Una donna di razza mista sembra essere la terza persona in assoluto ad essere curata dal virus con un nuovo approccio che ha il potenziale per curare più persone di origini razziali diverse.
A livello globale, 37.7 milioni di persone convivevano con l'HIV alla fine del 2020 (secondo l'OMS).
In Africa, colpisce quasi 1 adulto su 25, con la sola regione che rappresenta oltre i due terzi di quella sconcertante in tutto il mondo statistica.
Da quando il virus dell'immunodeficienza è emerso inizialmente nella popolazione, la scienza ha svolto un ruolo cruciale nell'affrontare l'epidemia.
E mentre centinaia di migliaia di persone muoiono ancora ogni anno per cause legate all'HIV, i rimedi disponibili come terapia antiretrovirale – che riduce anche il rischio di trasmissione – continuano ad aiutare sempre più persone che risultano positive a vivere una vita più lunga e più sana.

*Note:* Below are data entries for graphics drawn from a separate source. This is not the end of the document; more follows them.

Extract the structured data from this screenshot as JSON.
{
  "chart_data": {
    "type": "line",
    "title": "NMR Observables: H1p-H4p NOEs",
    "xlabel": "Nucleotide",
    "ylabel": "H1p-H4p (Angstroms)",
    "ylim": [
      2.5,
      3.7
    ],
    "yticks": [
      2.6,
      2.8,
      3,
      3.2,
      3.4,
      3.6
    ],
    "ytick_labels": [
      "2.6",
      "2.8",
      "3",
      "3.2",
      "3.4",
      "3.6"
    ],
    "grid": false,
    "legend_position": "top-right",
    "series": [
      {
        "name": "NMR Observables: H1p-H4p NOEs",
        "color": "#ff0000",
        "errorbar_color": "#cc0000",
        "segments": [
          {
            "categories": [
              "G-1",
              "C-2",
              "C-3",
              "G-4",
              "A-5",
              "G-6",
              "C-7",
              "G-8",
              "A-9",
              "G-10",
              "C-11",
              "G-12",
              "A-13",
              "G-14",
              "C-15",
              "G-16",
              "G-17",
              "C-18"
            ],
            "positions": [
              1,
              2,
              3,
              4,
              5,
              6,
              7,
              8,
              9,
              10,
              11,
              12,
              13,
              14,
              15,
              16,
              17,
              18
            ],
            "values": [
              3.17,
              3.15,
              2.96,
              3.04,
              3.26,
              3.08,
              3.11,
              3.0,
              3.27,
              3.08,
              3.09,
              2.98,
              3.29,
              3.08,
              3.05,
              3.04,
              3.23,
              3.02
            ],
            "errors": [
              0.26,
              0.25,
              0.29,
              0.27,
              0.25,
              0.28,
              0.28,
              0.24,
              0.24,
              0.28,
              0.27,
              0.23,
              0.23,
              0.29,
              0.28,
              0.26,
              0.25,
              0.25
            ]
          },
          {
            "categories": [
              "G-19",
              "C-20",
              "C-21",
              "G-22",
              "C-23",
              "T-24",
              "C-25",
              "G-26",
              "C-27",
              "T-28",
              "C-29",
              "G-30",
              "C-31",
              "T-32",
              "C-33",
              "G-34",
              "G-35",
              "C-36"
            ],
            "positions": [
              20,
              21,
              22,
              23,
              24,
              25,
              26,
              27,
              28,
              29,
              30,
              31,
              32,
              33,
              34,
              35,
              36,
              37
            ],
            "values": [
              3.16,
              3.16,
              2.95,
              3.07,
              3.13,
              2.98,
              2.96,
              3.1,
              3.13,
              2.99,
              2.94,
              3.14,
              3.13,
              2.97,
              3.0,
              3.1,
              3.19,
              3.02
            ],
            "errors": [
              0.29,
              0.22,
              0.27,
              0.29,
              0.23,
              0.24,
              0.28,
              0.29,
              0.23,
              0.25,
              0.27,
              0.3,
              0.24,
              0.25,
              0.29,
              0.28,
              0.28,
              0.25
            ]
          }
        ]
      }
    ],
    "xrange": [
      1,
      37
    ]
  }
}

Ma per decenni non esiste una cura.
Fino ad oggi, perché gli scienziati potrebbero aver appena scoperto un trattamento rivoluzionario che ha il potenziale per curare più persone di origini razziali diverse (ovvero quelli più colpiti) di quanto precedentemente ritenuto possibile.
Utilizzando un nuovo metodo di trapianto di cellule staminali che sperano possa essere somministrato a dozzine ogni anno, un gruppo di ricercatori americani in Colorado è stato in grado di curare la terza persona sulla Terra dall'HIV.
Segna la prima volta una donna (in cui l'HIV si sviluppa e progredisce in modo diverso) ed una persona di colore ha mai avuto la malattia sradicata dal proprio sistema.
Lasciando l'ospedale solo 17 giorni dopo la sua trasfusione, ha sofferto di effetti collaterali minimi rispetto ai suoi predecessori maschi, ha interrotto i farmaci per l'HIV 37 mesi dopo l'intervento e oltre un anno dopo non ha ancora sperimentato alcuna recrudescenza.
La donna, di razza mista, ha ricevuto sangue del cordone ombelicale, particolarmente rivoluzionario perché più facilmente disponibile rispetto alle cellule staminali spesso utilizzate nei trapianti di midollo osseo.
Inoltre non è necessario che sia così vicino al paziente; un altro vantaggio dato che la maggior parte dei donatori sono caucasici.